For anyone currently tracking pageouts... how do you measure frequency? By this I mean, Do you compile daily page out stats in a larger database? Do you average daily pageouts? I'd like to write up something as an EA, but am spending a lot of time trying to figure out how I'd like to measure this effectively. Thanks for all the help so far!

ChrisL
New Contributor III

Hi Chris,

We don't use an EA, or even the JSS to track this - the data is kept in another, homegrown database that we've had for years. Our older tool has some overlapping function with the JSS, and where possible I've tried to move such data into the JSS, but some of it is tricky.

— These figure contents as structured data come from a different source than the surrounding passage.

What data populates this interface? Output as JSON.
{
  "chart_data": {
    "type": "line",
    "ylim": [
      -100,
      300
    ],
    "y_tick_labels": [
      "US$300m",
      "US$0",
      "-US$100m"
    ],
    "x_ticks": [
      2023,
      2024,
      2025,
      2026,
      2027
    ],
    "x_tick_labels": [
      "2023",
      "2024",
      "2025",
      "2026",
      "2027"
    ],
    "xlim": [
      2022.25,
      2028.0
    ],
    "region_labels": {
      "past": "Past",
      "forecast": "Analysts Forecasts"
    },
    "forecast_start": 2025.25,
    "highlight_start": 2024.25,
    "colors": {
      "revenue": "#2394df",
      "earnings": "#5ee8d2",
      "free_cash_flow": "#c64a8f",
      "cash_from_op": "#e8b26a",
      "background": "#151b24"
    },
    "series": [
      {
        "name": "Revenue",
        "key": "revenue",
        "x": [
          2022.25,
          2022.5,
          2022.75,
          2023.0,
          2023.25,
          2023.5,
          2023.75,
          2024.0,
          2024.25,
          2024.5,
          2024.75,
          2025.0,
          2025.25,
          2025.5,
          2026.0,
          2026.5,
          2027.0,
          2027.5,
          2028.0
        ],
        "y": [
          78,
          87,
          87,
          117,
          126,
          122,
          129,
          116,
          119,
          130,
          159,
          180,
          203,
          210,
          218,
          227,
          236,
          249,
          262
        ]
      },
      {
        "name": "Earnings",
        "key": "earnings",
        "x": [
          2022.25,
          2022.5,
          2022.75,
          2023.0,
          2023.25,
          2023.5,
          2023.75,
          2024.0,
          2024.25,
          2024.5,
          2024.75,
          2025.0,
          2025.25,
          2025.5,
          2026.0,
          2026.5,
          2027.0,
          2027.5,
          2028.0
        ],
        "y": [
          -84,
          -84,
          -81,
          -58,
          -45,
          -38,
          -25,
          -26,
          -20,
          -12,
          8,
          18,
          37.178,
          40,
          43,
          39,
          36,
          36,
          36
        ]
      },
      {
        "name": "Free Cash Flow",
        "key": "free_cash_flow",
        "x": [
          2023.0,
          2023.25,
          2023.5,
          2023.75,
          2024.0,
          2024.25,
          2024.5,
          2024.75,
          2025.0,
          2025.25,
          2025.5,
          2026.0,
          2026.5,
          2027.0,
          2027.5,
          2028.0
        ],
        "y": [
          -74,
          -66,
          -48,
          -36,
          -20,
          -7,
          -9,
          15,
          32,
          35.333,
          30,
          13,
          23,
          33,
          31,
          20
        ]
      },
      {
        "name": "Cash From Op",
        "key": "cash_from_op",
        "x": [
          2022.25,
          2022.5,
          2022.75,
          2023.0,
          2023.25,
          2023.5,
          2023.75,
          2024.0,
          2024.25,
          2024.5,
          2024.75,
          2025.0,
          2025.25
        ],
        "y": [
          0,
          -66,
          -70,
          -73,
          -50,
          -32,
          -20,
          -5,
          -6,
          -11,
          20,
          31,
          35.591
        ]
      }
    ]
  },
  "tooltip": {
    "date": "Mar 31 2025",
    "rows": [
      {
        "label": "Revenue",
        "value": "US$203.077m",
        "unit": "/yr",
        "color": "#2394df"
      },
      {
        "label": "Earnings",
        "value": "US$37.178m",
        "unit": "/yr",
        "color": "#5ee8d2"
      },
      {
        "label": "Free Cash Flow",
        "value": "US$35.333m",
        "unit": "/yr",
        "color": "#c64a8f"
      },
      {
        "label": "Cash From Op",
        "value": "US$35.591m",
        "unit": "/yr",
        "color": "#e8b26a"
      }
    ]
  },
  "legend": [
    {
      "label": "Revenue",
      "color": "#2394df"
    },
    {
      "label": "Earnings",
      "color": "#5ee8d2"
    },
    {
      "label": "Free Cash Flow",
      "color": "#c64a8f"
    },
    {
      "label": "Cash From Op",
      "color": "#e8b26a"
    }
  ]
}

We have the client machines take readings of pageouts, cpu load, and cpu usage every 10 minutes. The samples (like the output of the last line of my script above) are appended to a file on the local drive, then 4x/day they are submitted to the central server, where each sample becomes a record in a table. (well, three tables, one for pageouts, one for load, and one for usage). From that granular data, we can run reports to find the data for a machine, or find the machines that are eating all their RAM all the time, or just focus on certain times of the day.

Since EAs are only gathered when a full recon is run, you'd either have to run recons every few minutes to get a reasonable granularity (not really an option), or you could have some other process running that appends samples to a file, then the EA could get the file contents into the JSS. But then you'd have to have other code that parses the EA contents into individual samples. And you might have to have special code to find and merge samples from other recons on the same computer.

As you've been thinking, you can also just have something on the client machines that gathers the samples, then the EA computes a daily average and stores it. That might be the best option for getting something usable quickly.

I know several people have asked to be able to gather EAs separately from a full recon, and I submitted a feature request asking for better options for EA collection (https://jamfnation.jamfsoftware.com/featureRequest.html?id=686) Both of those would help with gathering this kind of data into the JSS.

Good Luck with it!
-Chris

Chris_Hafner
Valued Contributor II

Had my email notification off... in any event, this is pretty much how I figured that it would go. Thanks!

bearzooka
Contributor

Hey, reviving this old thread… I started collecting the pageouts with the script above, but I really don't know at what point we could consider that the device is "using too much RAM" or what level of pageouts is acceptable.

Could you provide any hints on this?

Thanks!

Chris_Hafner
Valued Contributor II

In our case we use high pageout over time numebrs as an indicator that we should at least talk to the user about their experience to make sure we have them in the proepr device. Also, given that we're MacBook Air/Pro heavy we have increased the RAM in the machines we're buying across the board. Ups the resale value quite a bit as well.

In reality, we find the users who have 30+ tabs open on three different browsers.